No Malayali can ever forget Punjabi House, the laugh riot from the comic oeuvre of director duo Rafi Mecartin. More than 20 years down the line, the film is still as fresh and as rib-tickling as it was when released.
The super combo of Dileep, the wiry Harisree Asokan and the local 'moyalali' Cochin Haneefa, who incidentally, seldom remembered to wear his 'shaddi' (inner wear), was a heady mix of the comedy of errors and pure humour.
Punjabi House was one extended Punjabi family that spoke chaste Malayalam, at least, most of them, since Kerala was as good as their home. Hence, the mix of Sikander Singh, Maninder Singh and their motley crew of burly Punjabis was a fine foil for three puny Malayalis who had more brain than brawn when it came to wriggling out of the most absurd situations.
Another factor which worked for the film was its constant use of food as leitmotif. The first mention of food comes when the debt-ridden protagonist Unnikrishnan played by the Dileep, comes cycling home with a bag full of rice and vegetables.
Beleaguered on all sides by people to whom he owes money, Unnikrishnan realizes how fulfilling it is to buy food with the money one earns the hard way, by loading baskets of fresh fish catch in his case. Food thus earned by the sweat of one's brow should surely taste sweet!
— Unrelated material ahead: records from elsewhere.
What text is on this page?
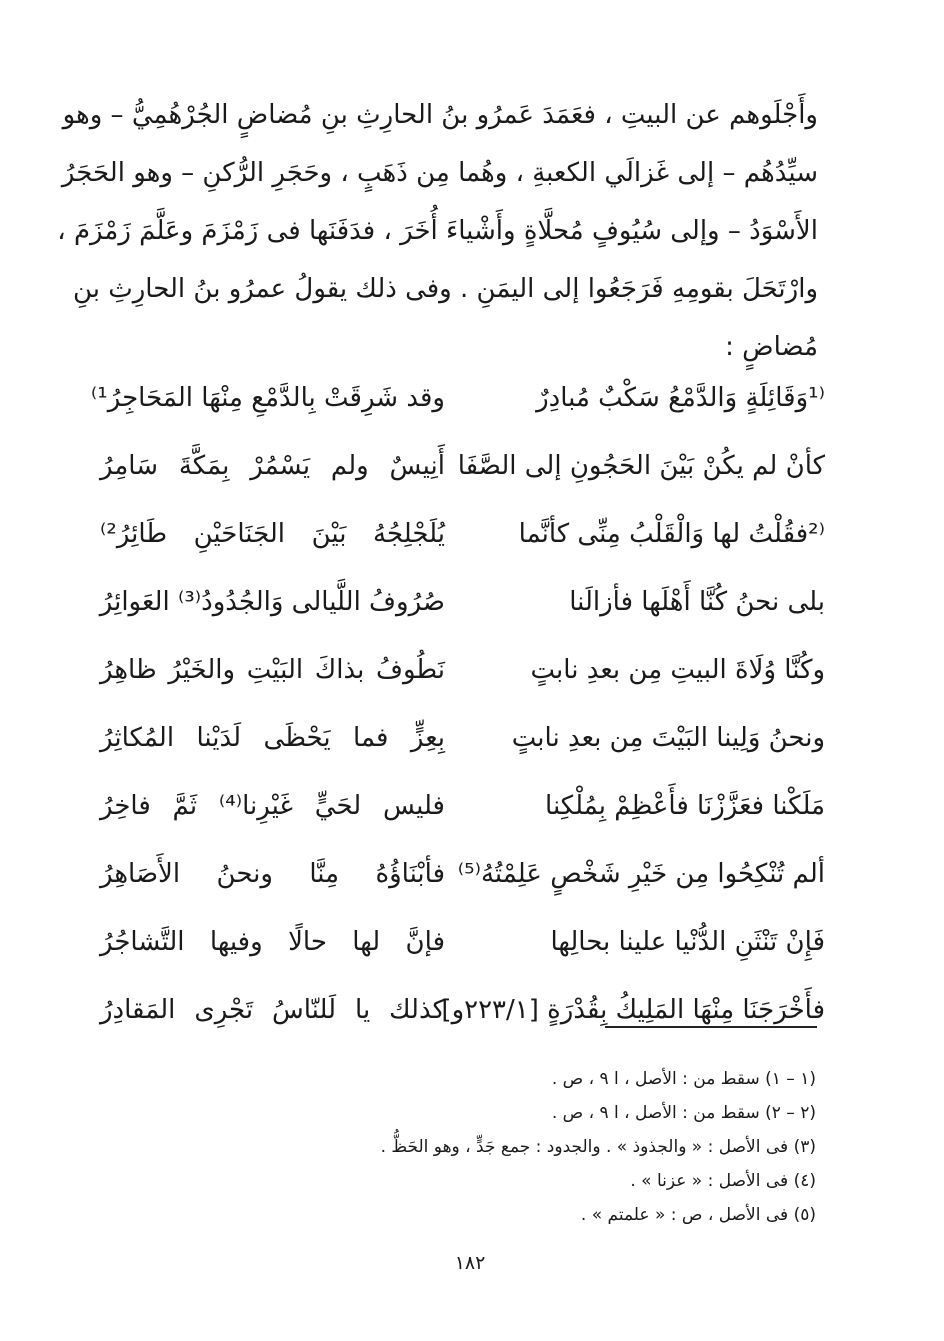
وأَجْلَوهم عن البيتِ ، فعَمَدَ عَمرُو بنُ الحارِثِ بنِ مُضاضٍ الجُرْهُمِيُّ – وهو
سيِّدُهُم – إلى غَزالَي الكعبةِ ، وهُما مِن ذَهَبٍ ، وحَجَرِ الرُّكنِ – وهو الحَجَرُ
الأَسْوَدُ – وإلى سُيُوفٍ مُحلَّاةٍ وأَشْياءَ أُخَرَ ، فدَفَنَها فى زَمْزَمَ وعَلَّمَ زَمْزَمَ ،
وارْتَحَلَ بقومِهِ فَرَجَعُوا إلى اليمَنِ . وفى ذلك يقولُ عمرُو بنُ الحارِثِ بنِ
مُضاضٍ :
⁽¹وَقَائِلَةٍ وَالدَّمْعُ سَكْبٌ مُبادِرٌ
وقد شَرِقَتْ بِالدَّمْعِ مِنْهَا المَحَاجِرُ¹⁾
كأنْ لم يكُنْ بَيْنَ الحَجُونِ إلى الصَّفَا
أَنِيسٌ ولم يَسْمُرْ بِمَكَّةَ سَامِرُ
⁽²فقُلْتُ لها وَالْقَلْبُ مِنِّى كأنَّما
يُلَجْلِجُهُ بَيْنَ الجَنَاحَيْنِ طَائِرُ²⁾
بلى نحنُ كُنَّا أَهْلَها فأزالَنا
صُرُوفُ اللَّيالى وَالجُدُودُ⁽³⁾ العَوائِرُ
وكُنَّا وُلَاةَ البيتِ مِن بعدِ نابتٍ
نَطُوفُ بذاكَ البَيْتِ والخَيْرُ ظاهِرُ
ونحنُ وَلِينا البَيْتَ مِن بعدِ نابتٍ
بِعِزٍّ فما يَحْظَى لَدَيْنا المُكاثِرُ
مَلَكْنا فعَزَّزْنَا فأَعْظِمْ بِمُلْكِنا
فليس لحَيٍّ غَيْرِنا⁽⁴⁾ ثَمَّ فاخِرُ
ألم تُنْكِحُوا مِن خَيْرِ شَخْصٍ عَلِمْتُهُ⁽⁵⁾
فأبْنَاؤُهُ مِنَّا ونحنُ الأَصَاهِرُ
فَإِنْ تَنْثَنِ الدُّنْيا علينا بحالِها
فإنَّ لها حالًا وفيها التَّشاجُرُ
فأَخْرَجَنَا مِنْهَا المَلِيكُ بِقُدْرَةٍ [٢٢٣/١و]
كذلك يا لَلنّاسُ تَجْرِى المَقادِرُ
(١ – ١) سقط من : الأصل ، ا ٩ ، ص .
(٢ – ٢) سقط من : الأصل ، ا ٩ ، ص .
(٣) فى الأصل : « والجذوذ » . والجدود : جمع جَدٍّ ، وهو الحَظُّ .
(٤) فى الأصل : « عزنا » .
(٥) فى الأصل ، ص : « علمتم » .
١٨٢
The humorous outing now begins when the bumbling muthalali Gangadharan, played by Cochin Haneefa and his equally bumbling sidekick Ramanan, Harisree Asokan, pull out Unnikrishnan from the sea.
Enter food again in the form of a bowl of kanji (rice gruel) with which the kind-hearted men try to revive a dehydrated Unni. It's when the near-dead man guzzles down the delicious gruel mixed with chammanthi that the truth crashes on them. The soul they'd saved was a deaf-mute!
The situations that follow are hilarious with the two men trying hard to keep the constantly "jaba .. jaba.. jabajaba" mumbling Unnikrishnan in good humour by keeping his gluttonous tummy constantly full.
The very resourceful Asokan then comes up with a brilliant idea. He tells his boss to get Unnikrishnan a glass of water and convince him that its bulls-eye. After all, he's a 'pottan' and will believe it. At least he won't be able to contradict it, says Ramanan who realizes that feeding the deaf-mute was turning to be huge drain on their pockets.
There's more food-related fun as the trio move up to Punjabi House. Dead tired after a gruelling morning's work at the house, Ramanan goes to the kitchen and asks the maid for some 'chor.' All he wants is just a bit of rice. But the Punjabi-speaking maid takes him for a chor, a thief, and brings the house down. Ramanan thus learns the hard way how the Malayalam chor and the Hindi chor are so trickily connected.
As viewers hold their sides, comes the rot fun. To the Mallu palate used only to oil-soaked chappatis, the Punjabi roti is anything but edible. To the distraught Ramanan thoroughly disgusted with the dry rotis he's been dished out and trying to figure out how he will ever eat them, his vexatious exclamation 'che' rains down more rubbery rotis into his plate.
But the burly man who throws down the rotis is stunned by the apparently voracious appetite of a seemingly stick-thin Ramanan. He takes 'che' for six in Hindi and throws down more rotis which Ramanan is forced to eat with pickle and dal.
More side-splitting scenes come by with food as the focus. Ramanan and Unni get high on booze one night and Unni asks the about-to-pass-out Ramanan for some 'touchings.' Isn't there anything to 'touch' here, asks the sozzled Unni to which the very tipsy Ramanan says, there's just a wee bit of pickle. "Then take it out," says the smarty-pants Unni in his typical Malayali country lingo.